FROM THE POINT OF VIEW OF THE TRULY NEEDY:  Poor people don't have the "key money" that Medicaid planners' affluent clients use to buy their way into the best nursing homes.  So the poor pay in three ways:  (1) they can't protect the little wealth they have because they don't have access to high-priced attorneys to help them divest or shelter it, (2) they have to contribute almost all their income toward their cost of care, and (3) they end up in the worst nursing homes that have the highest Medicaid resident ratios because they can't buy their way into the best places. 

FROM THE RESPONSIBLE CONSUMERS' POINT OF VIEW:  They pay four times.  Once when they buy LTC insurance.  Again, when they pay taxes to support Medicaid.  A third time, when they have to pay on average half again as much for nursing home care as Medicaid pays.  And finally, a fourth time, when they get less care quality because heavy dependency on Medicaid drags down nursing home quality for everyone, not just Medicaid recipients. 

This is why nationally syndicated financial columnist Jane Bryant Quinn titled an article excoriating Medicaid planning attorneys "Do Only the Suckers Pay?" 

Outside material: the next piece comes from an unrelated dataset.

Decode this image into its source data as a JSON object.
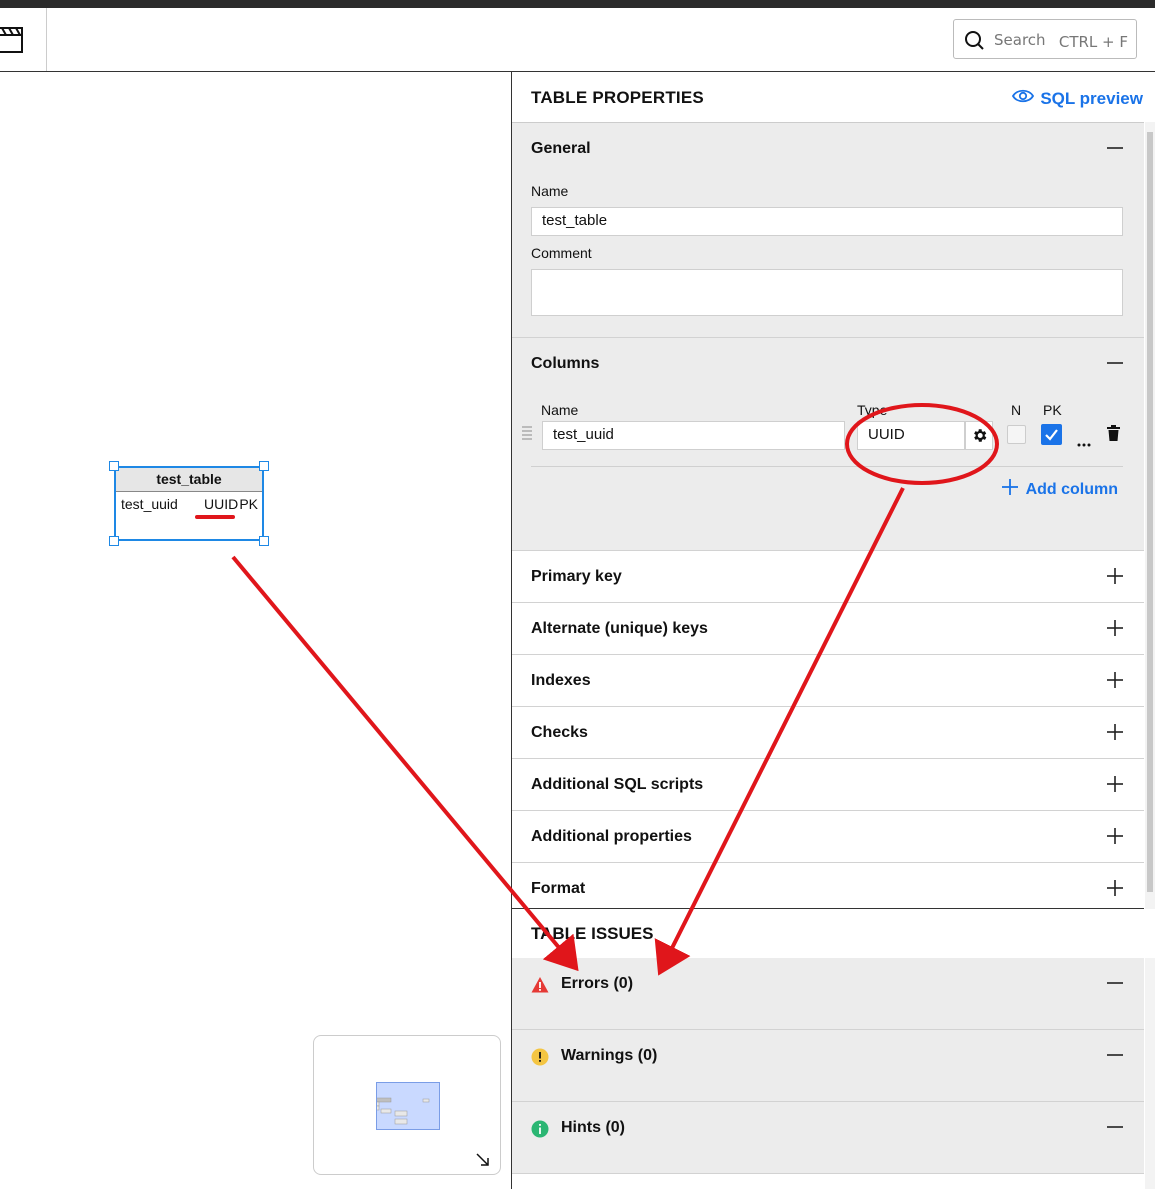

But it's not just the private-pay nursing home residents who are the suckers.  Nursing homes are suckers for putting up with this system.  LTC insurers and reverse mortgage lenders are suckers for letting public welfare steal their rightful affluent client base.  Tax paying consumers are suckers for letting themselves get ripped off.   

Bottom line, all the private sector players, who could and should be saving Medicaid by financing most long-term care, are sanctioning their own victimization by accepting the corrupt status quo.  They've ceded the moral high ground to Medicaid planners who profiteer on the welfare program at the expense of everyone, especially the poor. 

The solution?  More legislation like the Deficit Reduction Act to target scarce Medicaid LTC resources to the genuinely needy and encourage private financing of LTC through insurance and home equity conversion.  

This isn't rocket science, folks, much less tilting at windmills.  Just do it.